Review of The Informers

The Informers (2008)
4/10
I'm not sure Ellis should be allowed to write about the 1980s anymore
12 January 2011
Warning: Spoilers
I can't call this movie utterly worthless because it does feature a beautiful and gloriously naked Amber Heard in several different scenes, as well as a couple of veteran performers who are fun to watch. Taken as a whole, however, I've gotten more enjoyment out of reading the ingredients on the side of a box of cereal.

Set in 1983 Los Angeles, this film is based on a novel by Bret Easton Ellis. But unlike Less Than Zero, an Ellis-based movie that was roughly contemporaneous to the era it was depicting, The Informers is a dry and as cold and as distant as an archaeological dig or a scientist studying something under a microscope. It also has all the subtlety of an incontinent badger, tossing awful 1980s fashions and hairstyles in your face and throwing up a 80s pop culture reference roughly ever 4 minutes. I nearly stopped the DVD before this thing was halfway through and did something more useful with my time. Like clipping toenails or plucking out some back hair.

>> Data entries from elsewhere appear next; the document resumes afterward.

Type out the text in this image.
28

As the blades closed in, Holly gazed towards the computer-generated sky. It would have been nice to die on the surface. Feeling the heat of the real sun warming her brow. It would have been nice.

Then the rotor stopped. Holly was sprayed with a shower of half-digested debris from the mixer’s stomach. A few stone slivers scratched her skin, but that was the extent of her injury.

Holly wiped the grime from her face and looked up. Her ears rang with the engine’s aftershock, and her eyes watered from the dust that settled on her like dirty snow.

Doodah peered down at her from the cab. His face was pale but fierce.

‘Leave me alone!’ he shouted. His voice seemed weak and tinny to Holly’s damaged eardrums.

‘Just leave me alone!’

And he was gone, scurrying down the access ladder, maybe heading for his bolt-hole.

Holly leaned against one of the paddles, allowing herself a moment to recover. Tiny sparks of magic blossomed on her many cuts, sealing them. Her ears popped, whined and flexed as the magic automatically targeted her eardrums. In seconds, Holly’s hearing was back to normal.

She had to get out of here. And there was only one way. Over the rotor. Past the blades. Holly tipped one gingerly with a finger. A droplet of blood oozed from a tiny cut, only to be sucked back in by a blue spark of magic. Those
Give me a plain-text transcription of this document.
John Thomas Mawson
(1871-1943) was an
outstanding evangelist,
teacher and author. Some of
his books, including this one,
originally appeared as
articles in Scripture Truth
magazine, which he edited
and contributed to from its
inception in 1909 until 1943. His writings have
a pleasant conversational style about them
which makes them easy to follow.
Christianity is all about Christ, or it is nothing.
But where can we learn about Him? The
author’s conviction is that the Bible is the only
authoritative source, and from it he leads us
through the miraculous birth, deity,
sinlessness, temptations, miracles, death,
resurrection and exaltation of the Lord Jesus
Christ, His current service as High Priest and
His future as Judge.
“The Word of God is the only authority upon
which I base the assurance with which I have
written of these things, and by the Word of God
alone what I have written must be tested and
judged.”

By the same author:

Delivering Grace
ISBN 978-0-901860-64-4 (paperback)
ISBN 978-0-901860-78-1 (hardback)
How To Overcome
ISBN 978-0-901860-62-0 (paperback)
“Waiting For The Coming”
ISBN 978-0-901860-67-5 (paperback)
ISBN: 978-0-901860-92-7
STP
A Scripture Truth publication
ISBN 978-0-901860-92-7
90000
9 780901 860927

This is one of those stories where we're all supposed to learn something by looking at the miserable, pathetic lives of a bunch of tangentially connected people. Graham Sloan (Jon Foster) is an aimless, drug-dealing college kid who spends his time either having sex with his girlfriend Christie (Amber Heard) and his best friend Martin (Austin Nichols) or lamenting the emptiness of his existence. Martin one of Ellis' soulless douchebags and Christie is basically just a hot piece of ass that winds up being another 80s pop culture reference. Graham's father (Billy Bob Thornton) is a movie producer that's trying to get back together with Graham's mother (Kim Basinger), even though he's still hung up on a local newswoman (Winona Ryder).

But wait, there's more! Graham's other friend Tim (Lou Taylor Pucci) spends the movie in Hawaii with a father (Chris Isaak) he feels nothing but contempt for. We also get the tale of a burned out rock star (Mel Raldo) whose wife is also sleeping with Graham's friend Martin. And we get to see the front desk clerk at Christie's apartment (Brad Renfro) get mixed up in a kidnapping and sex slavery deal with Peter (Mickey Rourke), a scary dude and the clerk's father figure.

As mentioned previously, the good of this movie consists of three things.

1. The nude and lovely Heard.

2. Kim Basinger's performance as a woman on the edge of emotional collapse. She only gets one scene where she gets to yell and carry on, but the seething turmoil she keeps going under the skin of Graham's mom is something to see. For an actress who was never much more than a face in her prime, Basinger is aging quite gracefully as both a woman and a thespian.

3. Getting to experience Mickey Rourke's charisma on screen. Whatever that indefinable "it" is that some people have and some don't, Rourke has it in spades. It's too bad that so many years of various forms of self-abuse have left Rourke so freakish-looking that there will never be that many more good roles for him. He's barely more than a cameo here, which is what his career will largely be from now on…unless he starts doing a lot of science-fiction.

Beyond that, and some good work in a bad role by the late Brad Renfro, the rest of The Informers is pedantic rubbish. There's no point to these characters, their perversions or their suffering. Billy Bob Thornton looks like he's acting under the influence of Prozac. Winona Ryder appears to have taken this job as a form of extended community service. The younger members of the cast have the appeal of frozen slabs of beef, which may be intentional but remains unappetizing. All of the disparate plot threads resolve themselves exactly the way you expect them to, occasionally doing so with a character explaining what the resolution is supposed to mean so the audience doesn't miss it. It's enough of a struggle to get through a stupid film. It's almost too much to bear when that stupid film thinks I'm stupider than it.

This is yet another one of those movies that leaves you wondering "Who the bleep thought this was a good idea?" It's not like the name of Bret Easton Ellis guarantees any box office or critical acclaim. There had to have been a lot of money, drugs and sexual favors exchanged to get this film made. Unless someone is willing to give you money, drugs or do that thing your significant other won't do, stay away from The Informers.